Crawford initially forced a standoff with Northern Regional Police by barricading himself inside Dowell's home and claiming to have a weapon, but Thompson said Crawford never had a weapon.

"He was trying to give himself time to bleed out (and die)," she said. That standoff was the basis of the obstruction charge, she confirmed.

Thompson described Crawford's relationship with Dowell as tumultuous.

'Textbook' case: First assistant district attorney Jennifer Russell said the murder "is a textbook case of what can end up happening" to domestic-violence victims who remain involved with their abusers.

"One time is too many times," she said of domestic abuse. "Somebody who loves you doesn't threaten you, doesn't make you feel unsafe, doesn't hurt you."

Russell confirmed Dowell suffered head trauma as well as injuries to other parts of her body.

"She was badly beaten," the prosecutor said.

Russell confirmed Dowell's family members were consulted about the plea agreement, and will have a week to submit written victim-impact statements to the court.

Missing dog: One of Dowell's pets, a 19-year-old blind Yorkshire terrier named Abigail, was missing when police went inside Dowell's home to find her dead and Crawford waiting to die.

Dowell's ex-husband James Dowell said he believed Crawford hated Abigail and probably killed her.

But Thompson said Crawford maintains Abigail died of natural causes.

"According to Mr. Crawford, that's actually what sparked the fight (that led to Dowell's death)," she said. In entering his guilty plea Monday, Crawford said he found the dog dead and made some insensitive comments about it, sparking the fight, according to Thompson.

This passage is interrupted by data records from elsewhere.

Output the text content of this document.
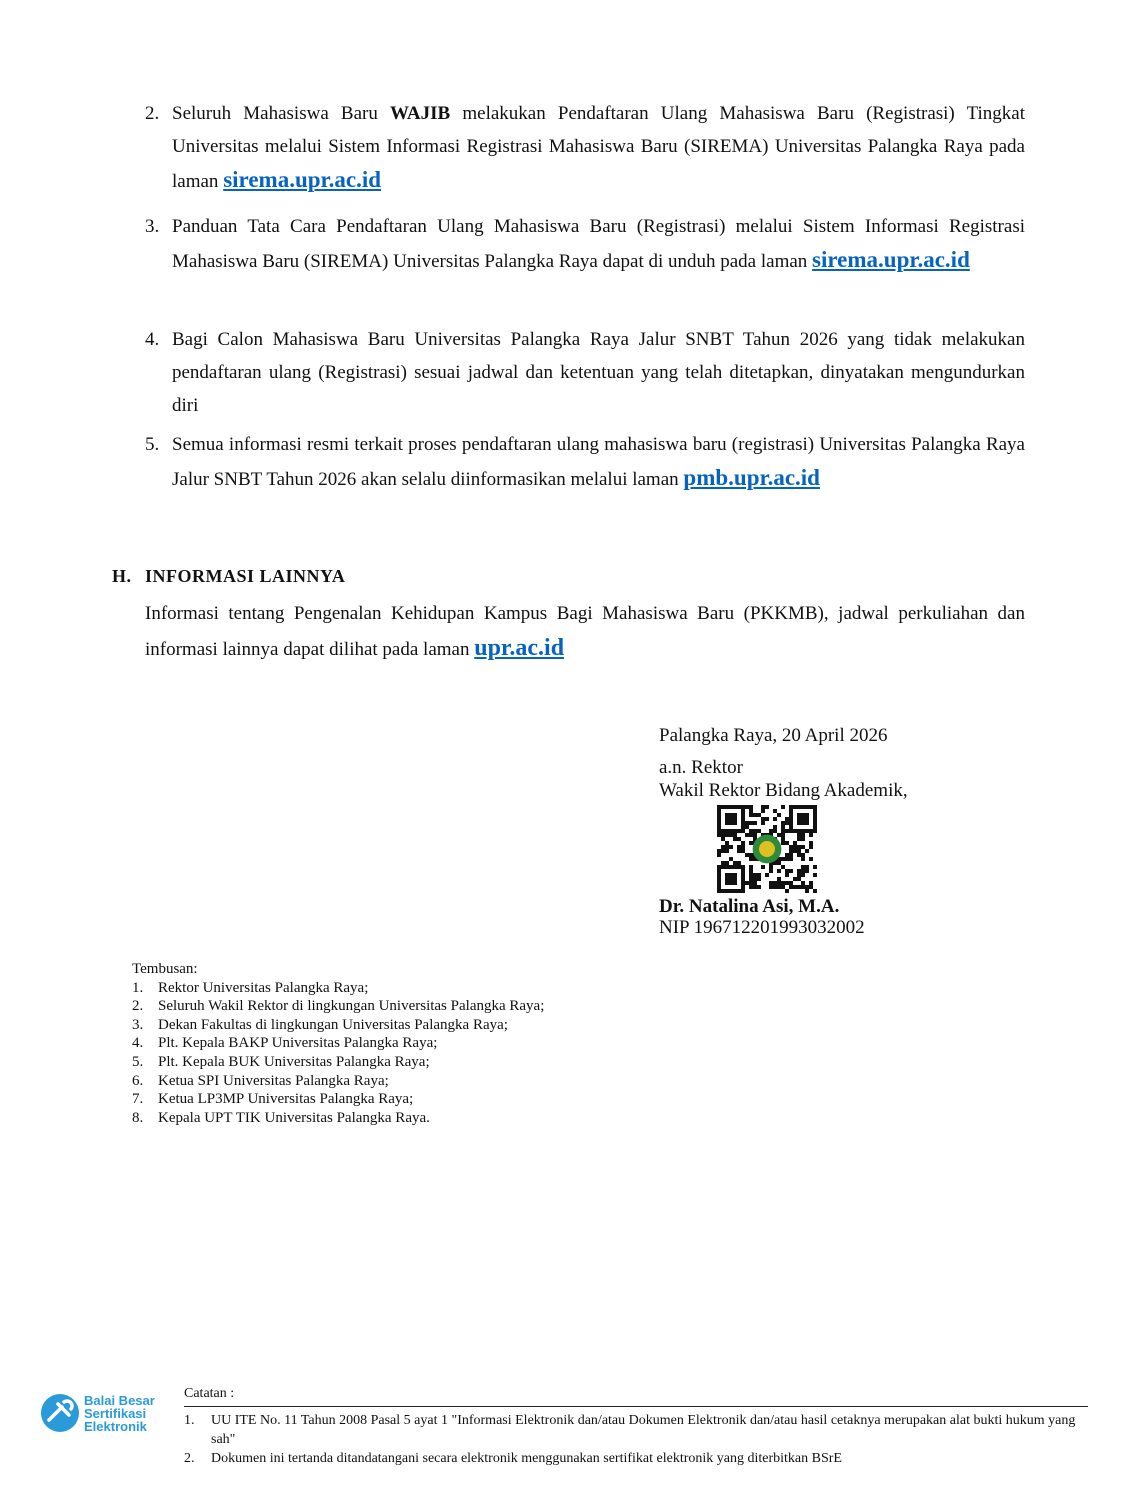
2. Seluruh Mahasiswa Baru WAJIB melakukan Pendaftaran Ulang Mahasiswa Baru (Registrasi) Tingkat Universitas melalui Sistem Informasi Registrasi Mahasiswa Baru (SIREMA) Universitas Palangka Raya pada laman sirema.upr.ac.id
3. Panduan Tata Cara Pendaftaran Ulang Mahasiswa Baru (Registrasi) melalui Sistem Informasi Registrasi Mahasiswa Baru (SIREMA) Universitas Palangka Raya dapat di unduh pada laman sirema.upr.ac.id
4. Bagi Calon Mahasiswa Baru Universitas Palangka Raya Jalur SNBT Tahun 2026 yang tidak melakukan pendaftaran ulang (Registrasi) sesuai jadwal dan ketentuan yang telah ditetapkan, dinyatakan mengundurkan diri
5. Semua informasi resmi terkait proses pendaftaran ulang mahasiswa baru (registrasi) Universitas Palangka Raya Jalur SNBT Tahun 2026 akan selalu diinformasikan melalui laman pmb.upr.ac.id
H. INFORMASI LAINNYA
Informasi tentang Pengenalan Kehidupan Kampus Bagi Mahasiswa Baru (PKKMB), jadwal perkuliahan dan informasi lainnya dapat dilihat pada laman upr.ac.id
Palangka Raya, 20 April 2026
a.n. Rektor
Wakil Rektor Bidang Akademik,
Dr. Natalina Asi, M.A.
NIP 196712201993032002
Tembusan:
1. Rektor Universitas Palangka Raya;
2. Seluruh Wakil Rektor di lingkungan Universitas Palangka Raya;
3. Dekan Fakultas di lingkungan Universitas Palangka Raya;
4. Plt. Kepala BAKP Universitas Palangka Raya;
5. Plt. Kepala BUK Universitas Palangka Raya;
6. Ketua SPI Universitas Palangka Raya;
7. Ketua LP3MP Universitas Palangka Raya;
8. Kepala UPT TIK Universitas Palangka Raya.
Balai Besar
Sertifikasi
Elektronik
Catatan :
1.	UU ITE No. 11 Tahun 2008 Pasal 5 ayat 1 "Informasi Elektronik dan/atau Dokumen Elektronik dan/atau hasil cetaknya merupakan alat bukti hukum yang sah"
2.	Dokumen ini tertanda ditandatangani secara elektronik menggunakan sertifikat elektronik yang diterbitkan BSrE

Other pets: Jen Dowell's golden retrievers, Peachy and Gracie, and her cat, Little Man, were taken in by Dowell's family members.

Thompson said Crawford has always referred to the three dogs "with nothing but affection."

"That's why he gave himself up (during the standoff) when police threatened to use tear gas," she said — because Crawford didn't want the animals hurt.

James Dowell, who remained close with his ex-wife, said she loved all animals, especially her own, and volunteered at the York County SPCA.

Jen Dowell was an avid gardener who loved to go to the beach, James Dowell has said, and previously owned and ran The Kangaroo's Pouch from Thomasville's Morningstar Marketplace. At the time of her death she was waitressing at Bob Evans restaurant in West Manchester Township, he said.